Current treatments for OCD and ED
The recommended psychological treatment for both OCD and eating disorders usually involves some combination of cognitive-behavioural therapy, antidepressant medication, and family based therapy. Relapse rates have been found to be relatively high for eating disorder sufferers with classic CBT; this has led to the development of Enhanced CBT (CBT-E) , now recommended as standard treatment for both AN and BN by the National Institute of Clinical Excellence. Eating disorder Recovery coaching is becoming more widely used as a responsive, completely personalised approach, which includes many techniques including gradual alteration of eating rituals and increased flexibility in eating behaviours which may include breaking rituals such as the need to use the same plate, to measure out food, to time meals, or to chew all food a certain number of times.
Significant advancements have recently been made in both the diagnosis and treatment of eating disorders and OCD as separate disorders, but so far there hasn't been large-scale scientific research exploring in depth the connection between the two, the commonality of their symptoms, and their possible biochemical similarities.
Some promising studies in this area suggest that the two disorders could be linked by higher metabolism of glucose in the brain and so could have the common origins in neurobiological (nervous system) abnormalities. Although these studies are promising, more work is still need to properly understand and isolate all the factors, including clinical, biochemical and genetic, behind OCD and eating disorders.
By better understanding these disorders we can not only develop better treatment strategies, but also increase our understanding of the biological and psychological ways in which they develop.

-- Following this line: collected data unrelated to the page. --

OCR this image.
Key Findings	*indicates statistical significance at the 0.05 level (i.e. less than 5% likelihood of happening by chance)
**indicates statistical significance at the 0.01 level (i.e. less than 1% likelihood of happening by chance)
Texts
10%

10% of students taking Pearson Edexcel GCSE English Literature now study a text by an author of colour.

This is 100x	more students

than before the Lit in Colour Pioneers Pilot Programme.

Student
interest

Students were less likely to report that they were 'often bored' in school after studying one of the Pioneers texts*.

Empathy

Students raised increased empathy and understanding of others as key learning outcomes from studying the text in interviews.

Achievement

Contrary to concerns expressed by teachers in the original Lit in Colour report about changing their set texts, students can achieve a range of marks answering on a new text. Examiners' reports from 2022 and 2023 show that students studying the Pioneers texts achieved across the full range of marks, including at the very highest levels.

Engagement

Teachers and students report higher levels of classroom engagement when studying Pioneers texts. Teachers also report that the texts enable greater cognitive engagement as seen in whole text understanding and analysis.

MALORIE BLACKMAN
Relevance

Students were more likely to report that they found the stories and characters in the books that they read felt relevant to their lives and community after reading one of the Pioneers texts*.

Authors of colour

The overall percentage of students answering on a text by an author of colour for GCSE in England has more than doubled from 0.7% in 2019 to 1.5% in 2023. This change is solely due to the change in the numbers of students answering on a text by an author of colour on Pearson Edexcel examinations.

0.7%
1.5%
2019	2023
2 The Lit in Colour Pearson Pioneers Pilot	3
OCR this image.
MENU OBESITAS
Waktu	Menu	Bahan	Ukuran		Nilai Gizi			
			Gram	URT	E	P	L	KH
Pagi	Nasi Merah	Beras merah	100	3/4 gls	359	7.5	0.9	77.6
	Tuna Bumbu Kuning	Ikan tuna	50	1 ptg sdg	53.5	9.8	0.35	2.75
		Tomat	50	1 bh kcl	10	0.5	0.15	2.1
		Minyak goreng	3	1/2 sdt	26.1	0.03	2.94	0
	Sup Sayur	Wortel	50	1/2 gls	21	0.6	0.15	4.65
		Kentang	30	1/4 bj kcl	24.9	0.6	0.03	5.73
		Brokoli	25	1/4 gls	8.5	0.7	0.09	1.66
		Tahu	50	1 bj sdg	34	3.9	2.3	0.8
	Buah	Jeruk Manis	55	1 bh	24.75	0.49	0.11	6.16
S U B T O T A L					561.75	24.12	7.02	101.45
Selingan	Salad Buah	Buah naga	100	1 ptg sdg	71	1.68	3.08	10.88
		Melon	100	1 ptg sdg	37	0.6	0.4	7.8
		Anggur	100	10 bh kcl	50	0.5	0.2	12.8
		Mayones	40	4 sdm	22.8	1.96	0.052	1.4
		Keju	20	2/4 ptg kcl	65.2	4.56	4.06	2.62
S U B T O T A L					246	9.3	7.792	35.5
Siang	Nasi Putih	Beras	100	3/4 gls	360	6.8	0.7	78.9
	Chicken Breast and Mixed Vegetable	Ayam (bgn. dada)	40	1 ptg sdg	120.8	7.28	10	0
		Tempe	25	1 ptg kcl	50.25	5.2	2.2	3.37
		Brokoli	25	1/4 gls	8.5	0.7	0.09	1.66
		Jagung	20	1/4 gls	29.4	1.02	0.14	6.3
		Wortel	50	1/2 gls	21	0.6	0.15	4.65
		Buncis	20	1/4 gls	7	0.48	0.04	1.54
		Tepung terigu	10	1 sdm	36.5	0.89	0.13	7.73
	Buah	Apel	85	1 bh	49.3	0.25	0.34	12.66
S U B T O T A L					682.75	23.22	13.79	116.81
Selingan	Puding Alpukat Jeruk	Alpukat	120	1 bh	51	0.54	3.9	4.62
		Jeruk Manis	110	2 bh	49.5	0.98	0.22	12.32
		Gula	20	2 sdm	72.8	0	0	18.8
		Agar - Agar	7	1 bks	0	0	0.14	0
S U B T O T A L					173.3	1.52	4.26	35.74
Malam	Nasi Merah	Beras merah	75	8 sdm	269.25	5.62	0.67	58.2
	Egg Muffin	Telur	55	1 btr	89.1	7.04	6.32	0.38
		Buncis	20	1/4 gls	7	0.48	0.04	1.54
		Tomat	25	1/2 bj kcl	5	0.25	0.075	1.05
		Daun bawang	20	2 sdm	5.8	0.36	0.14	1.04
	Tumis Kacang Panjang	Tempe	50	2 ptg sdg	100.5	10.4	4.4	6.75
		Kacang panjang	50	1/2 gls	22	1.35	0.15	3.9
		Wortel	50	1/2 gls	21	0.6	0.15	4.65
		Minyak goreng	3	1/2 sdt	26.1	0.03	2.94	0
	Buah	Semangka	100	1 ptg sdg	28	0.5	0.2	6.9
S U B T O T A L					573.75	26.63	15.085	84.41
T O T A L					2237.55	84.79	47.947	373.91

Kaye WH, Bulik CM, Thornton L, Barbarich N, Masters K, “Comorbidity of anxiety disorders with anorexia and bulimia nervosa.” Am J Psychiatry, 2004; 161 2215-2221. *Yaryura-Tobias JA, & Neziroglu F (1983). “Obsessive Compulsive Disorders Pathogenesis Diagnosis and Treatment.” New York Marcel Dekker Yaryura-Tobias JA, Pinto A Neziroglu F. ‘The integration of primary anorexia nervosa and obsessive-compulsive disorder.” Eating Weight Disorder Journal, 2001; 6 174-180.
Murphy R, Nutzinger DO, Paul T, Leplow B. “Conditional-Associative Learning in Eating Disorders: A Comparison With OCD.” J Clinical and Experimental Neuropsychology, 2004; 26(2) 190-199. Mount R, Neziroglu F, Taylor CJ. “An obsessive-compulsive view of obesity and its treatment.” J Clinical Psychology, Jan. 1990; 46 (1) 68-78.